CBDCs exist on centralized ledgers surveilled and controlled by central banking institutions and government bodies.
Crypto means decentralization, while CBDCs necessitate a consolidation of control over finance by central banks.
Whatsmore, the programmability of CBDCs permits governments to track movements of currency from its origin…reverse transactions… even set and revoke arbitrary rules.”
Key Takeaway
It sounds scary.
But there is one more thing to consider here: competition.
The fact is that CBDC’s will compete with a host of already very popular cryptocurrencies.

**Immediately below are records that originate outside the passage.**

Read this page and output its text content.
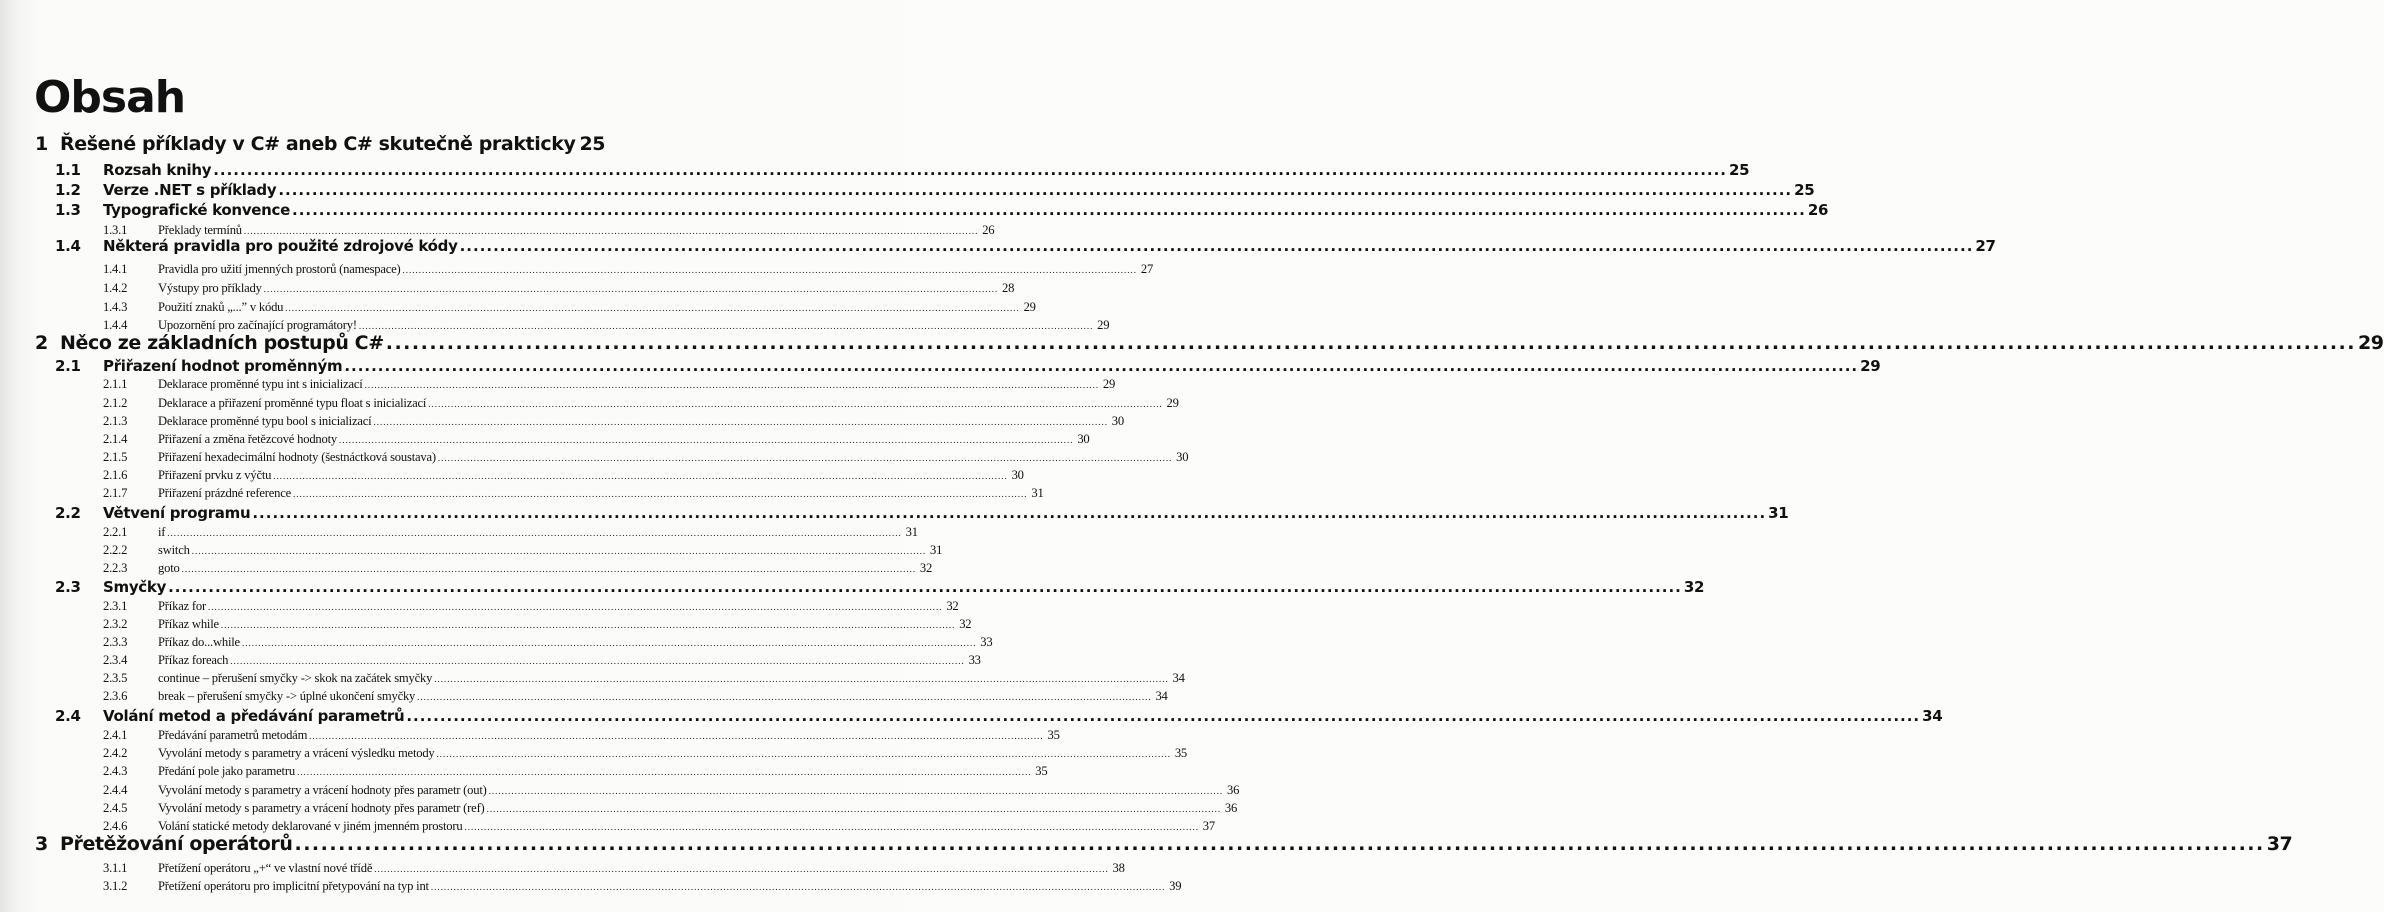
Obsah
1 Řešené příklady v C# aneb C# skutečně prakticky 25
1.1	Rozsah knihy .....	25
1.2	Verze .NET s příklady .....	25
1.3	Typografické konvence .....	26
1.3.1	Překlady termínů .....	26
1.4	Některá pravidla pro použité zdrojové kódy .....	27
1.4.1	Pravidla pro užití jmenných prostorů (namespace) .....	27
1.4.2	Výstupy pro příklady .....	28
1.4.3	Použití znaků „...” v kódu .....	29
1.4.4	Upozornění pro začínající programátory! .....	29
2 Něco ze základních postupů C# .....	29
2.1	Přiřazení hodnot proměnným .....	29
2.1.1	Deklarace proměnné typu int s inicializací .....	29
2.1.2	Deklarace a přiřazení proměnné typu float s inicializací .....	29
2.1.3	Deklarace proměnné typu bool s inicializací .....	30
2.1.4	Přiřazení a změna řetězcové hodnoty .....	30
2.1.5	Přiřazení hexadecimální hodnoty (šestnáctková soustava) .....	30
2.1.6	Přiřazení prvku z výčtu .....	30
2.1.7	Přiřazení prázdné reference .....	31
2.2	Větvení programu .....	31
2.2.1	if .....	31
2.2.2	switch .....	31
2.2.3	goto .....	32
2.3	Smyčky .....	32
2.3.1	Příkaz for .....	32
2.3.2	Příkaz while .....	32
2.3.3	Příkaz do...while .....	33
2.3.4	Příkaz foreach .....	33
2.3.5	continue – přerušení smyčky -> skok na začátek smyčky .....	34
2.3.6	break – přerušení smyčky -> úplné ukončení smyčky .....	34
2.4	Volání metod a předávání parametrů .....	34
2.4.1	Předávání parametrů metodám .....	35
2.4.2	Vyvolání metody s parametry a vrácení výsledku metody .....	35
2.4.3	Předání pole jako parametru .....	35
2.4.4	Vyvolání metody s parametry a vrácení hodnoty přes parametr (out) .....	36
2.4.5	Vyvolání metody s parametry a vrácení hodnoty přes parametr (ref) .....	36
2.4.6	Volání statické metody deklarované v jiném jmenném prostoru .....	37
3 Přetěžování operátorů .....	37
3.1.1	Přetížení operátoru „+“ ve vlastní nové třídě .....	38
3.1.2	Přetížení operátoru pro implicitní přetypování na typ int .....	39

For example, they will compete with Bitcoin, who’s network is growing at an annual rate of 113%.
At the current page of adoption, Bitcoin will have 1 billion users by 2024 and 4 billion users by 2030.
CBDC’s will also compete with stablecoins: cryptocurrencies whose price is nominally “pegged” to a stable asset such as the U.S. dollar.
These decentralised currencies already solve a lot of the problems of CBDC: they are fast, cheap and, depending on how they are designed, stable in price.
Since 2021, the total stablecoin circulating supply has seen an exponential growth of 534% from ~$29B to ~$155B today.
And increasingly we will see projects where money is created by an even wider variety of authorities.
That includes cities, companies…communities of every description.
This is the future that fintech expert David Birch has been predicting for years.
“We should set ourselves up for a world in which there are hundreds, thousands or even millions of kinds of money,” says Birch in his book Before Babylon, Beyond Bitcoin.
Your phone will show you the price of a latte in London Loot but transfer money in California Cabbage, Apple Apples and SF Parking Permits.”
At Vanguard, we believe we are entering a period that will change the way we think of money.
It might sound scary… but it’s also fascinating, and exciting and provides us with all sorts of investment opportunities.
We’ll keep track of the best ones here.